鉄道軌道より低い位置で杭を施工できるクワトロカッター。日本に3台しかないという(写真:JR東日本)
鉄道軌道より低い位置で杭を施工できるクワトロカッター。日本に3台しかないという(写真:JR東日本)

 難工事は鉄骨工事の前から始まっていた。既存建物の地上部分を解体した後、既存の地下躯体が残った状態で山留め杭と、既存躯体に穴を開けて構台杭を打ち、地表レベルに構台を造った。その構台上からやはり既存躯体を切り抜きながら本杭を施工した後、順次、既存躯体の解体と地盤掘削を進めた。
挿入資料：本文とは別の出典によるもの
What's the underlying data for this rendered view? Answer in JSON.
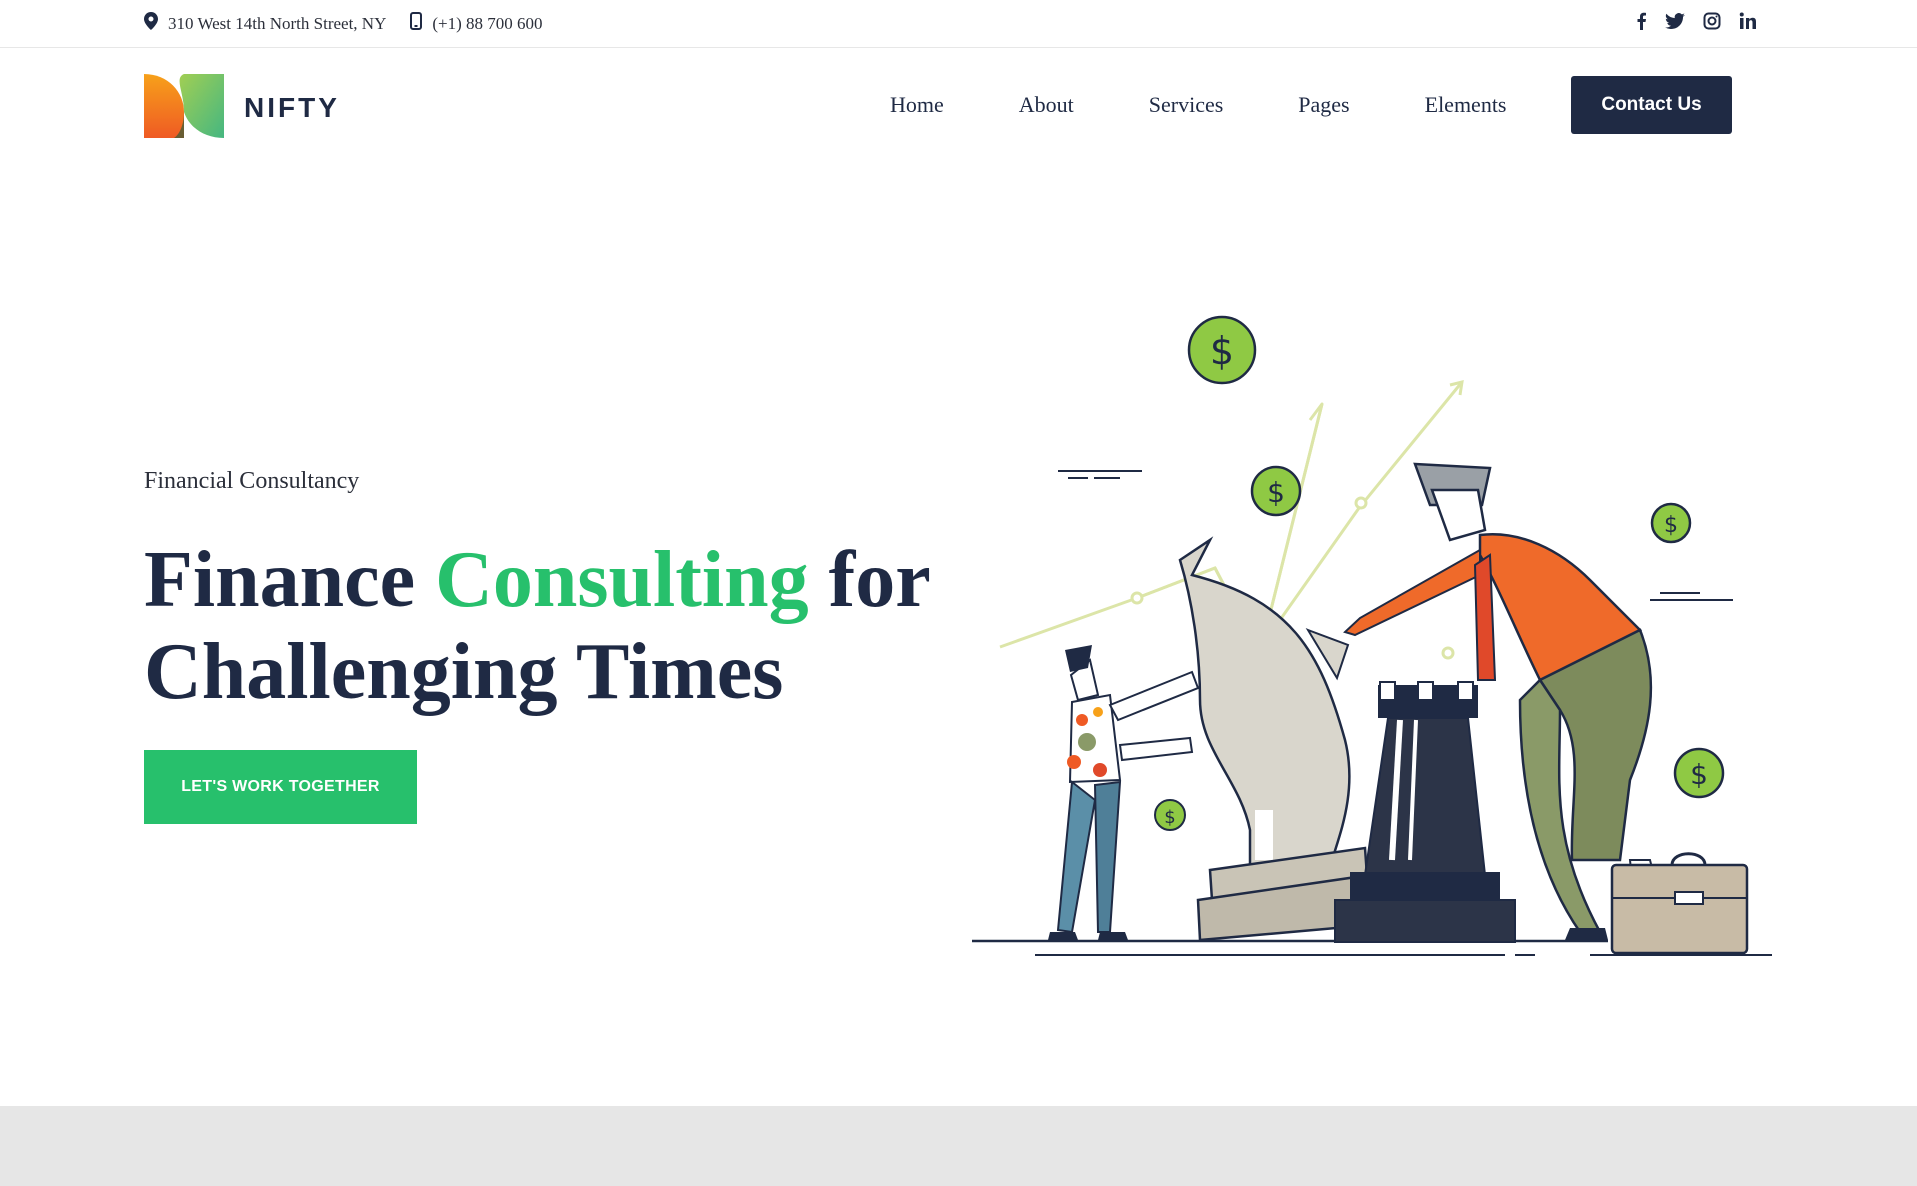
{
  "topbar": {
    "address": "310 West 14th North Street, NY",
    "phone": "(+1) 88 700 600",
    "social": [
      "facebook-icon",
      "twitter-icon",
      "instagram-icon",
      "linkedin-icon"
    ]
  },
  "header": {
    "logo_text": "NIFTY",
    "nav": [
      "Home",
      "About",
      "Services",
      "Pages",
      "Elements"
    ],
    "cta": "Contact Us"
  },
  "hero": {
    "eyebrow": "Financial Consultancy",
    "title_part1": "Finance ",
    "title_accent": "Consulting",
    "title_part2": " for Challenging Times",
    "button": "LET'S WORK TOGETHER"
  },
  "colors": {
    "navy": "#1f2a44",
    "accent_green": "#27c06c",
    "band_gray": "#e6e6e6"
  }
}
 山留めに切り梁を入れながら下まで堀りきって、下から順打ちで地下躯体を構築していった。この手順は地下の順打ち施工法として一般的なものだ。ただし、周辺の鉄道施設や地下街といった構造物に対して特別な注意が必要で、計測管理を徹底した。

 鉄道軌道やバスターミナル、タクシープールに対する安全に万全を期して、山留め杭と構台杭の施工はクワトロカッターという日本に3台しかない低空頭の施工機械を使った。このようにして地下と地上の立ち上がり部の躯体を構築してから、大屋根の鉄骨工事に進めることができた。

繰り返された駅通路切り替えは27回

 当たり前だが、駅には休みがない。工期中においても八重洲口の中央北・中央南・南の1階3ルートと、地下1・2階の3ルートの計6カ所の通路機能を維持し続ける必要があった。
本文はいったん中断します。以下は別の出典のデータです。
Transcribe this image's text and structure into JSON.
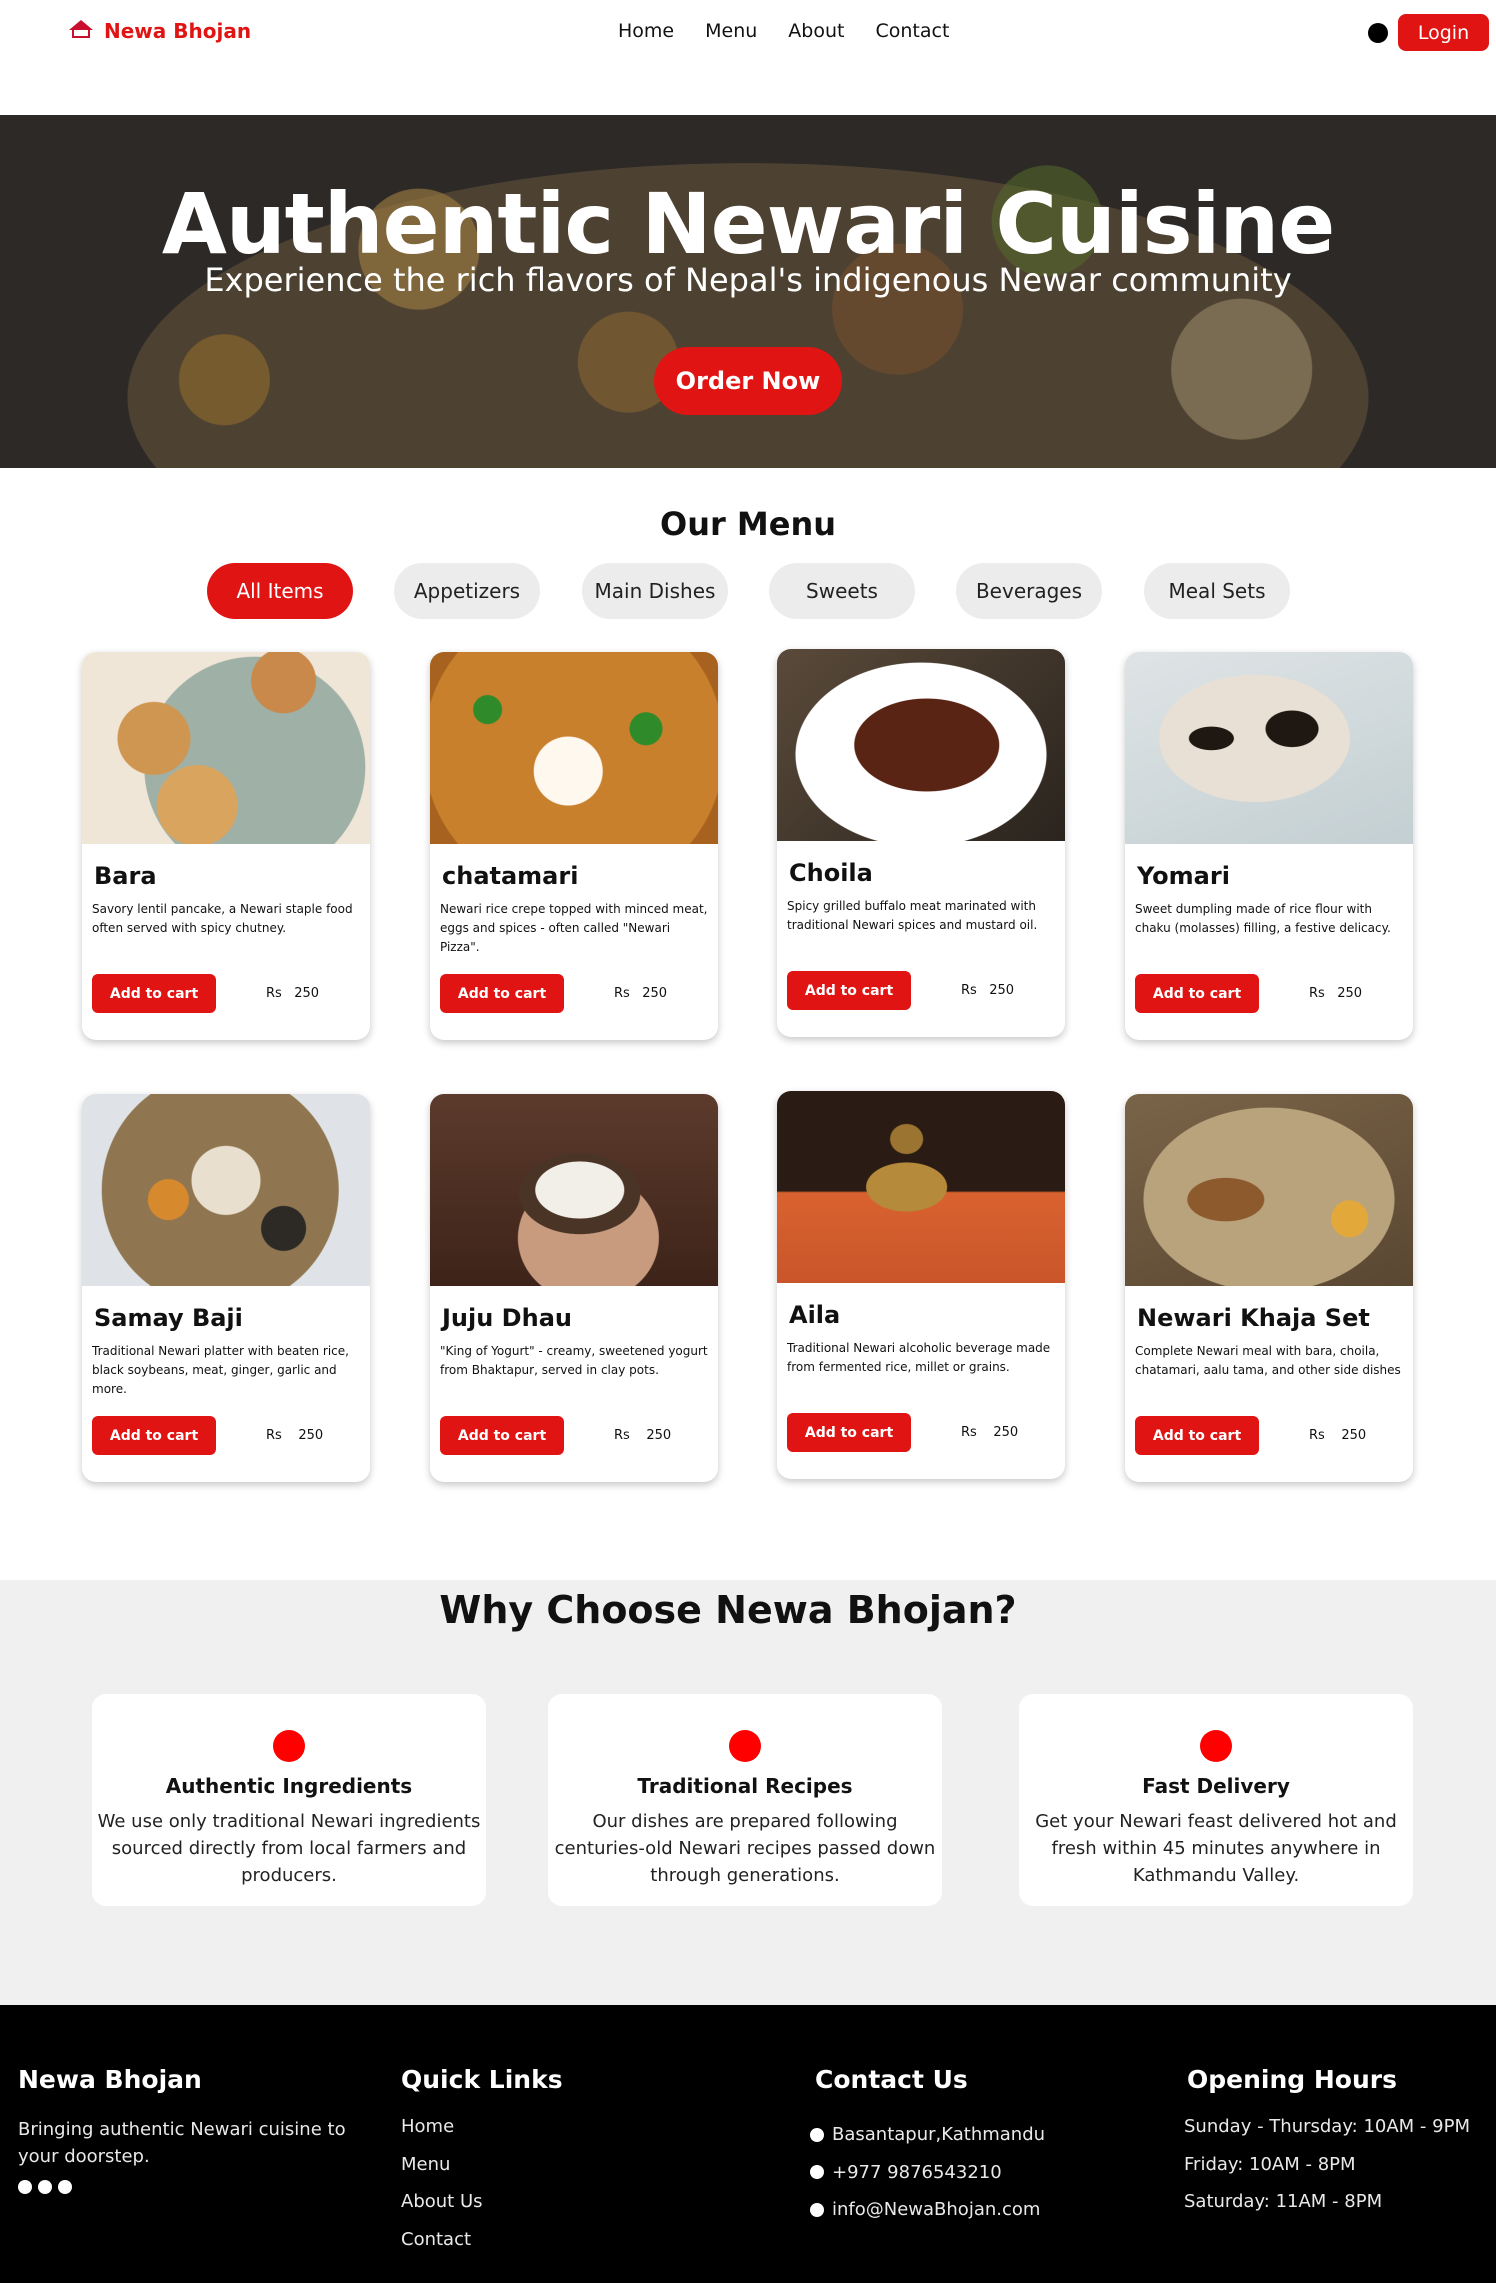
{
  "nav": {
    "brand": "Newa Bhojan",
    "links": [
      "Home",
      "Menu",
      "About",
      "Contact"
    ],
    "login": "Login"
  },
  "hero": {
    "title": "Authentic Newari Cuisine",
    "subtitle": "Experience the rich flavors of Nepal's indigenous Newar community",
    "cta": "Order Now"
  },
  "menu": {
    "title": "Our Menu",
    "filters": [
      "All Items",
      "Appetizers",
      "Main Dishes",
      "Sweets",
      "Beverages",
      "Meal Sets"
    ],
    "active_filter": "All Items",
    "add_label": "Add to cart",
    "items": [
      {
        "name": "Bara",
        "desc": "Savory lentil pancake, a Newari staple food often served with spicy chutney.",
        "price": "Rs   250"
      },
      {
        "name": "chatamari",
        "desc": "Newari rice crepe topped with minced meat, eggs and spices - often called \"Newari Pizza\".",
        "price": "Rs   250"
      },
      {
        "name": "Choila",
        "desc": "Spicy grilled buffalo meat marinated with traditional Newari spices and mustard oil.",
        "price": "Rs   250"
      },
      {
        "name": "Yomari",
        "desc": "Sweet dumpling made of rice flour with chaku (molasses) filling, a festive delicacy.",
        "price": "Rs   250"
      },
      {
        "name": "Samay Baji",
        "desc": "Traditional Newari platter with beaten rice, black soybeans, meat, ginger, garlic and more.",
        "price": "Rs    250"
      },
      {
        "name": "Juju Dhau",
        "desc": "\"King of Yogurt\" - creamy, sweetened yogurt from Bhaktapur, served in clay pots.",
        "price": "Rs    250"
      },
      {
        "name": "Aila",
        "desc": "Traditional Newari alcoholic beverage made from fermented rice, millet or grains.",
        "price": "Rs    250"
      },
      {
        "name": "Newari Khaja Set",
        "desc": "Complete Newari meal with bara, choila, chatamari, aalu tama, and other side dishes",
        "price": "Rs    250"
      }
    ]
  },
  "why": {
    "title": "Why Choose Newa Bhojan?",
    "features": [
      {
        "title": "Authentic Ingredients",
        "text": "We use only traditional Newari ingredients sourced directly from local farmers and producers."
      },
      {
        "title": "Traditional Recipes",
        "text": "Our dishes are prepared following centuries-old Newari recipes passed down through generations."
      },
      {
        "title": "Fast Delivery",
        "text": "Get your Newari feast delivered hot and fresh within 45 minutes anywhere in Kathmandu Valley."
      }
    ]
  },
  "footer": {
    "brand": "Newa Bhojan",
    "tagline": "Bringing authentic Newari cuisine to your doorstep.",
    "quick_title": "Quick Links",
    "quick_links": [
      "Home",
      "Menu",
      "About Us",
      "Contact"
    ],
    "contact_title": "Contact Us",
    "contact": [
      "Basantapur,Kathmandu",
      "+977 9876543210",
      "info@NewaBhojan.com"
    ],
    "hours_title": "Opening Hours",
    "hours": [
      "Sunday - Thursday: 10AM - 9PM",
      "Friday: 10AM - 8PM",
      "Saturday: 11AM - 8PM"
    ]
  },
  "colors": {
    "accent": "#e11414",
    "section_bg": "#f0f0f0",
    "footer_bg": "#000000"
  }
}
 既存通路部を解体するには、まず近くに別の通路を確保して切り替える。そして、新設躯体を造るにも通路部をあらかじめ構築するなどして切り替え、それから着手となる。通路は仮設、本設が入り乱れ、それら手順が6カ所ごとに施された結果、通路切り替えは27回にも及んだ。工事を進めるに当たって、通路の切り替えが工程のキーになっていたと言っても過言ではない。

 「しぶとい闘いだった」(川端弘樹所長)。往来が激しい東京駅特有の工事の難しさだと言える。